Recent data suggest that Greece is on track to meet the budget targets agreed with the so-called troika under the revised bailout program signed in November 2012. According to preliminary figures released by the Ministry of Finance on 10 January, the primary deficit - deficit before interest payments - stood at 1.9% of GDP in 2012, down from both the 3.1% of GDP tallied in 2011 and the targeted 2.4% of GDP. Additionally, the overall fiscal deficit - including interest payments - fell from 10.9% of GDP in 2011 to 8.2% in 2012 (target: 8.4% of GDP).

Against this backdrop, on 21 January, the Eurogroup announced that Greece will receive the next tranche of financial aid. The Eurogroup highlighted the approval of an income tax reform, which includes higher taxes on salaries and pensions as well as the reduction of tax brackets from eight to three.
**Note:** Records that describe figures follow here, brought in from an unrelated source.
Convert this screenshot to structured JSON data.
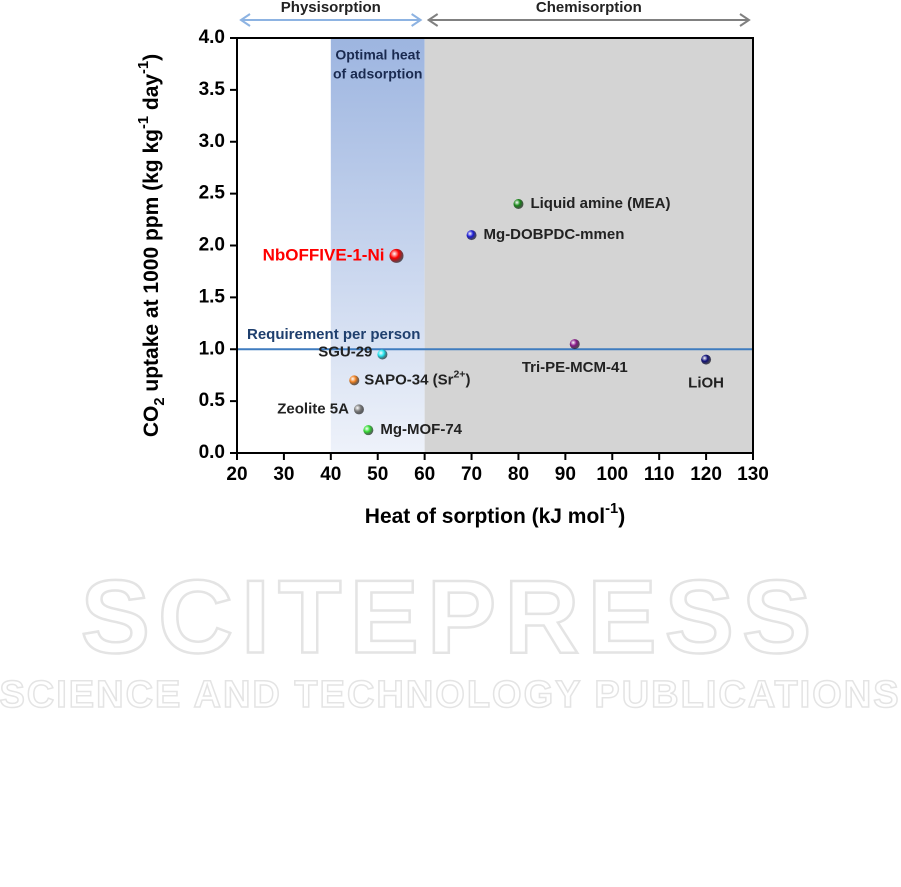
{
  "chart_data": {
    "type": "scatter",
    "x_label": [
      "Heat of sorption (kJ mol",
      "-1",
      ")"
    ],
    "y_label": [
      "CO",
      "2",
      " uptake at 1000 ppm (kg kg",
      "-1",
      " day",
      "-1",
      ")"
    ],
    "xlim": [
      20,
      130
    ],
    "xticks": [
      20,
      30,
      40,
      50,
      60,
      70,
      80,
      90,
      100,
      110,
      120,
      130
    ],
    "ylim": [
      0,
      4
    ],
    "yticks": [
      {
        "value": 0,
        "label": "0.0"
      },
      0.5,
      {
        "value": 1,
        "label": "1.0"
      },
      1.5,
      {
        "value": 2,
        "label": "2.0"
      },
      2.5,
      {
        "value": 3,
        "label": "3.0"
      },
      3.5,
      {
        "value": 4,
        "label": "4.0"
      }
    ],
    "shaded_regions": [
      {
        "x": [
          40,
          60
        ],
        "color": "#9db5e0",
        "label": [
          "Optimal heat",
          "of adsorption"
        ]
      },
      {
        "x": [
          60,
          130
        ],
        "color": "#d4d4d4"
      }
    ],
    "range_arrows": [
      {
        "label": "Physisorption",
        "x": [
          20,
          60
        ],
        "color": "#8db3e2"
      },
      {
        "label": "Chemisorption",
        "x": [
          60,
          130
        ],
        "color": "#808080"
      }
    ],
    "reference_line": {
      "label": "Requirement per person",
      "y": 1,
      "color": "#3f7cbf"
    },
    "series": [
      {
        "name": "NbOFFIVE-1-Ni",
        "color": "#ff0000",
        "x": [
          54
        ],
        "values": [
          1.9
        ]
      },
      {
        "name": "Liquid amine (MEA)",
        "color": "#1a8a1a",
        "x": [
          80
        ],
        "values": [
          2.4
        ]
      },
      {
        "name": "Mg-DOBPDC-mmen",
        "color": "#1d1dd6",
        "x": [
          70
        ],
        "values": [
          2.1
        ]
      },
      {
        "name": "Tri-PE-MCM-41",
        "color": "#8a1a8a",
        "x": [
          92
        ],
        "values": [
          1.05
        ]
      },
      {
        "name": "LiOH",
        "color": "#10107a",
        "x": [
          120
        ],
        "values": [
          0.9
        ]
      },
      {
        "name": "SGU-29",
        "color": "#22e5f0",
        "x": [
          51
        ],
        "values": [
          0.95
        ]
      },
      {
        "name": [
          "SAPO-34 (Sr",
          "2+",
          ")"
        ],
        "color": "#f08020",
        "x": [
          45
        ],
        "values": [
          0.7
        ]
      },
      {
        "name": "Zeolite 5A",
        "color": "#808080",
        "x": [
          46
        ],
        "values": [
          0.42
        ]
      },
      {
        "name": "Mg-MOF-74",
        "color": "#33dd33",
        "x": [
          48
        ],
        "values": [
          0.22
        ]
      }
    ],
    "watermark": [
      "SCITEPRESS",
      "SCIENCE AND TECHNOLOGY PUBLICATIONS"
    ]
  }
}
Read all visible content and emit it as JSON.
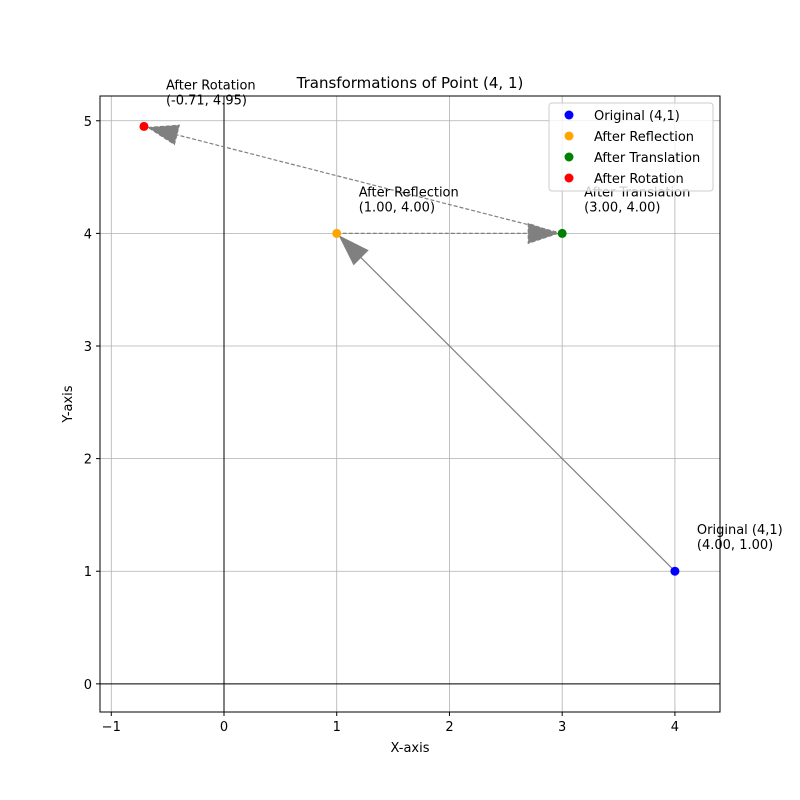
{
  "chart_data": {
    "type": "scatter",
    "title": "Transformations of Point (4, 1)",
    "xlabel": "X-axis",
    "ylabel": "Y-axis",
    "xlim": [
      -1.1,
      4.4
    ],
    "ylim": [
      -0.25,
      5.22
    ],
    "xticks": [
      -1,
      0,
      1,
      2,
      3,
      4
    ],
    "yticks": [
      0,
      1,
      2,
      3,
      4,
      5
    ],
    "grid": true,
    "legend_position": "top-right",
    "series": [
      {
        "name": "Original (4,1)",
        "x": 4.0,
        "y": 1.0,
        "color": "#0000ff",
        "label_line1": "Original (4,1)",
        "label_line2": "(4.00, 1.00)"
      },
      {
        "name": "After Reflection",
        "x": 1.0,
        "y": 4.0,
        "color": "#ffa500",
        "label_line1": "After Reflection",
        "label_line2": "(1.00, 4.00)"
      },
      {
        "name": "After Translation",
        "x": 3.0,
        "y": 4.0,
        "color": "#008000",
        "label_line1": "After Translation",
        "label_line2": "(3.00, 4.00)"
      },
      {
        "name": "After Rotation",
        "x": -0.71,
        "y": 4.95,
        "color": "#ff0000",
        "label_line1": "After Rotation",
        "label_line2": "(-0.71, 4.95)"
      }
    ],
    "arrows": [
      {
        "from": 0,
        "to": 1,
        "style": "solid",
        "color": "#808080"
      },
      {
        "from": 1,
        "to": 2,
        "style": "dashed",
        "color": "#808080"
      },
      {
        "from": 2,
        "to": 3,
        "style": "dashed",
        "color": "#808080"
      }
    ]
  }
}
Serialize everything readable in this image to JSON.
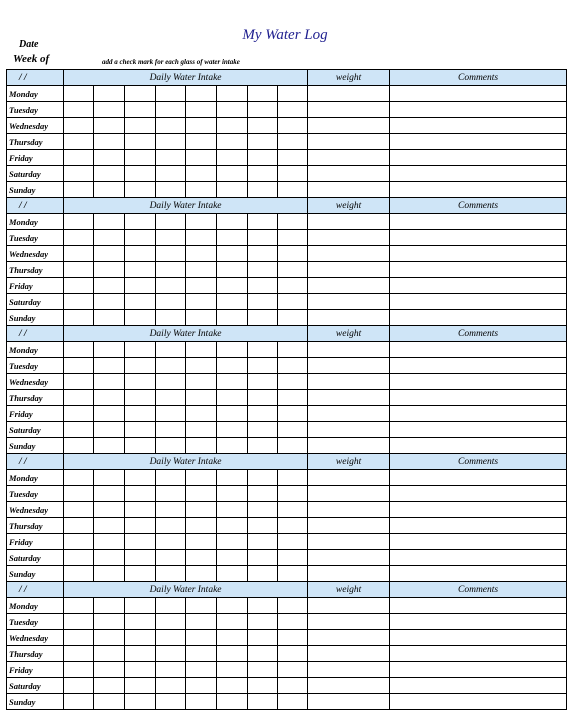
{
  "title": "My  Water Log",
  "date_label": "Date",
  "week_label": "Week of",
  "instruction": "add a check mark for each glass of water intake",
  "header": {
    "date_slash": "/   /",
    "intake": "Daily Water Intake",
    "weight": "weight",
    "comments": "Comments"
  },
  "days": [
    "Monday",
    "Tuesday",
    "Wednesday",
    "Thursday",
    "Friday",
    "Saturday",
    "Sunday"
  ],
  "weeks_shown": 5,
  "glass_columns": 7
}
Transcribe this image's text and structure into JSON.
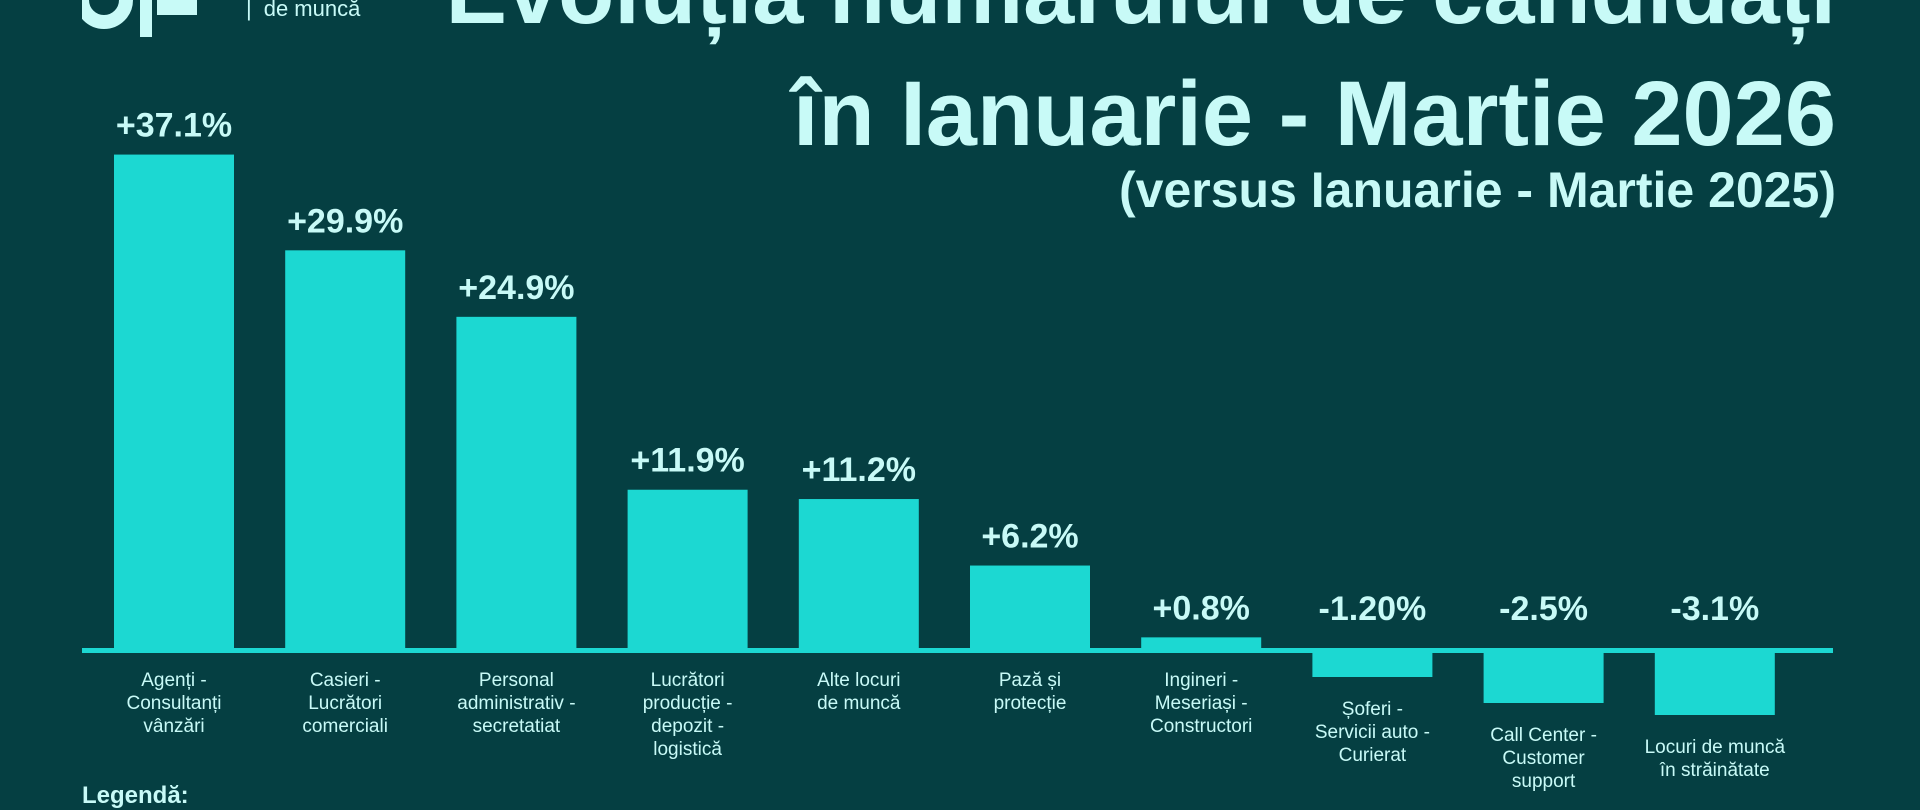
{
  "logo": {
    "text": "de muncă"
  },
  "title_line1": "Evoluția numărului de candidați",
  "title_line2": "în Ianuarie - Martie 2026",
  "subtitle": "(versus Ianuarie - Martie 2025)",
  "legend_label": "Legendă:",
  "colors": {
    "background": "#053f42",
    "bar": "#1cd8d2",
    "text": "#c8faf7"
  },
  "chart_data": {
    "type": "bar",
    "title": "Evoluția numărului de candidați în Ianuarie - Martie 2026 (versus Ianuarie - Martie 2025)",
    "categories": [
      [
        "Agenți -",
        "Consultanți",
        "vânzări"
      ],
      [
        "Casieri -",
        "Lucrători",
        "comerciali"
      ],
      [
        "Personal",
        "administrativ -",
        "secretatiat"
      ],
      [
        "Lucrători",
        "producție -",
        "depozit -",
        "logistică"
      ],
      [
        "Alte locuri",
        "de muncă"
      ],
      [
        "Pază și",
        "protecție"
      ],
      [
        "Ingineri -",
        "Meseriași -",
        "Constructori"
      ],
      [
        "Șoferi -",
        "Servicii auto -",
        "Curierat"
      ],
      [
        "Call Center -",
        "Customer",
        "support"
      ],
      [
        "Locuri de muncă",
        "în străinătate"
      ]
    ],
    "values": [
      37.1,
      29.9,
      24.9,
      11.9,
      11.2,
      6.2,
      0.8,
      -1.2,
      -2.5,
      -3.1
    ],
    "labels": [
      "+37.1%",
      "+29.9%",
      "+24.9%",
      "+11.9%",
      "+11.2%",
      "+6.2%",
      "+0.8%",
      "-1.20%",
      "-2.5%",
      "-3.1%"
    ],
    "unit": "%",
    "xlabel": "",
    "ylabel": "",
    "grid": false
  }
}
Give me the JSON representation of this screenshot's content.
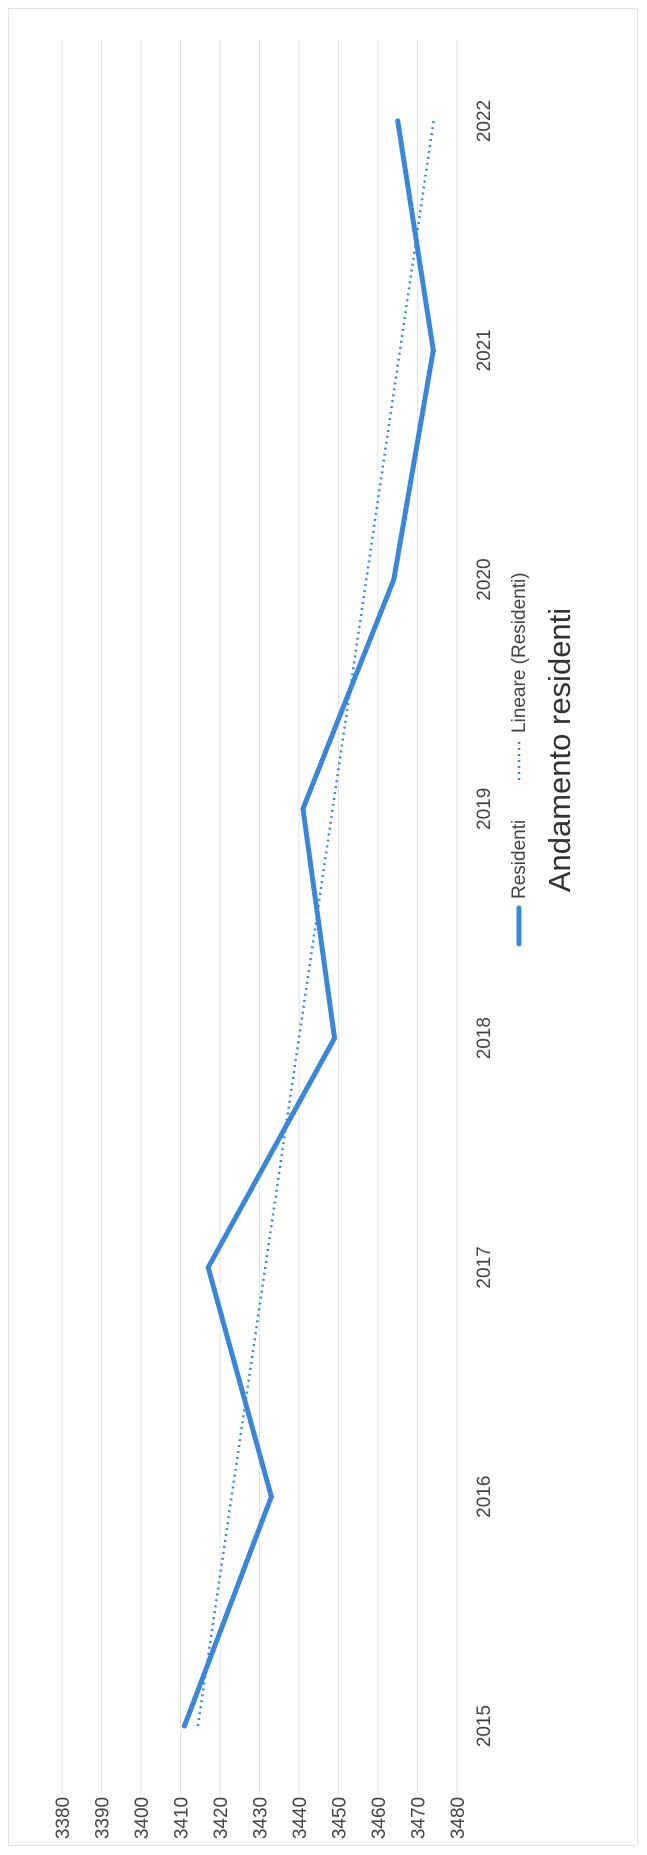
{
  "chart_data": {
    "type": "line",
    "title": "Andamento residenti",
    "categories": [
      "2015",
      "2016",
      "2017",
      "2018",
      "2019",
      "2020",
      "2021",
      "2022"
    ],
    "y_ticks": [
      "3380",
      "3390",
      "3400",
      "3410",
      "3420",
      "3430",
      "3440",
      "3450",
      "3460",
      "3470",
      "3480"
    ],
    "ylim": [
      3380,
      3480
    ],
    "grid": true,
    "legend_position": "bottom",
    "series": [
      {
        "name": "Residenti",
        "values": [
          3411,
          3433,
          3417,
          3449,
          3441,
          3464,
          3474,
          3465
        ],
        "color": "#3b86d6",
        "style": "solid"
      },
      {
        "name": "Lineare (Residenti)",
        "trendline_of": "Residenti",
        "trendline_type": "linear",
        "color": "#3b86d6",
        "style": "dotted"
      }
    ]
  }
}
Euro area finance ministers gave the green light for the disbursement of both the EUR 2.0 billion instalment stipulated in the rescue package and of an additional EUR 7.2 billion in order to cover bank recapitalisation.

Simultaneously, the International Monetary Fund approved, on 16 January, the disbursement of two pending bailout instalments which amount to EUR 3.2 billion. The IMF stated that Greece has made impressive progress, but warned that the country "still has some distance to go". Particularly, the Fund highlighted competitiveness and tax collection as the areas where Greece needs to take decisive action.